February 1, 2026
Simple bot, complex feelings
What I learned building an opinionated and minimal coding agent
Dev builds a “no‑frills” code bot, commenters split on simplicity vs speed
TLDR: A developer built a stripped‑down code helper for control and simplicity, skipping fancy features. Commenters split: DIY minimalism fans cheer, while others argue sub‑bots make it faster and security can be handled with sandboxing. It matters because coders are rebelling against bloated tools and rolling their own.
An engineer got fed up with bloated code helpers and built his own minimal “coding agent” — think: a focused little bot that writes code without the extra buttons, pop‑ups, and flickering spaceship vibes. He wants total control over what the bot sees and does, a clean history you can inspect, and the freedom to swap AI models like toppings on a pizza. The community? Oh, they showed up with energy.
DIY fans cheered, calling it a return to simple, predictable tools. [verdverm] said making your own agent is shockingly doable and the real win comes from crafting great instructions. Meanwhile, power users pushed back: [evalstate] argued that subagents — tiny helper bots that handle side tasks — boost speed, directly poking the author’s “no sub‑agents” stance. Then came the business nerds: [sghiassy] wondered if companies like Anthropic have any moat (aka long‑term advantage), stirring up a “can anyone just build this?” debate. Security folks jumped in too, with [charcircuit] snapping back that you don’t have to kill the internet to protect data — “You can sandbox off the data.”
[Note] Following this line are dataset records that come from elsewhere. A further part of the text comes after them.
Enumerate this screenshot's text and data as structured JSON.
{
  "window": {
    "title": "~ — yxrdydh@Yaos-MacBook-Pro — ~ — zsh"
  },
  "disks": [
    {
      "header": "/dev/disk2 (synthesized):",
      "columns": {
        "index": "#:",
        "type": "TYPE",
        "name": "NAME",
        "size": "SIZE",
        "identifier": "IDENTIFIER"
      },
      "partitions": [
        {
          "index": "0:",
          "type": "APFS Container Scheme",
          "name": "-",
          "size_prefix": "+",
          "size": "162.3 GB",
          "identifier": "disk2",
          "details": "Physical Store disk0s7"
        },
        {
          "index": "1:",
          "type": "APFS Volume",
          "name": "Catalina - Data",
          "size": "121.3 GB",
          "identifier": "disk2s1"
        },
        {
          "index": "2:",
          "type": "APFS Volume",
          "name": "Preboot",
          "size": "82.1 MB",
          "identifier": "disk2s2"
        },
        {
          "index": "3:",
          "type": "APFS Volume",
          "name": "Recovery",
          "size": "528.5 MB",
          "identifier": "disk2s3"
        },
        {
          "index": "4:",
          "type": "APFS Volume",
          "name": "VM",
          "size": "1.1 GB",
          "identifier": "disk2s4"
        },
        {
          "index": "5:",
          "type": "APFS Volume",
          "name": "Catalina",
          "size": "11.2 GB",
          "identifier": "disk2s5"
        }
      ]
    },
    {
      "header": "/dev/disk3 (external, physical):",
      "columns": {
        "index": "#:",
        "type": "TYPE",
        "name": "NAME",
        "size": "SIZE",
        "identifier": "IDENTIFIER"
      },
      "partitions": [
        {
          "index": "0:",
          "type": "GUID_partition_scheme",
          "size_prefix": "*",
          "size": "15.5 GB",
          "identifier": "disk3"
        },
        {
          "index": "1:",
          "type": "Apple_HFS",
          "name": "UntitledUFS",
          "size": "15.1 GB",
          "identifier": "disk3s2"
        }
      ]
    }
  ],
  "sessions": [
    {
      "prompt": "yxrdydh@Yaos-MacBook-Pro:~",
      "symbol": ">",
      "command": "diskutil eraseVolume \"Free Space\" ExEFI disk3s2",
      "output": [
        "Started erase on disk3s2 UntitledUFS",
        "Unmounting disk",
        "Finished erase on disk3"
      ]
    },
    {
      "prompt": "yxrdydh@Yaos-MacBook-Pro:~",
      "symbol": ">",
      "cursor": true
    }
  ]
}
Bonus laughs: people loved the author’s promise to name it so badly no one can Google it, and yes, the “Claude flickers” meme returned, glowing like a haunted dashboard. Minimalism vs megafeatures — the comments turned it into a cage match.
Key Points
- •The author used LLMs for coding over three years, progressing from ChatGPT and Copilot to Cursor and modern coding agents like Claude Code.
- •Frequent changes and feature bloat in Claude Code disrupted the author’s workflows, motivating a custom solution.
- •The author emphasizes strict context engineering and full transparency of model interactions, criticizing hidden injections in existing harnesses.
- •Self-hosting attempts (local and on DataCrunch) were hindered by tooling incompatibilities, notably with the Vercel AI SDK and tool calling.
- •He built a modular, minimal agent stack (“pi”) including pi‑ai (multi‑provider LLM API) and pi‑coding‑agent, with deliberate exclusions (no plan mode, MCP, background bash, or sub‑agents).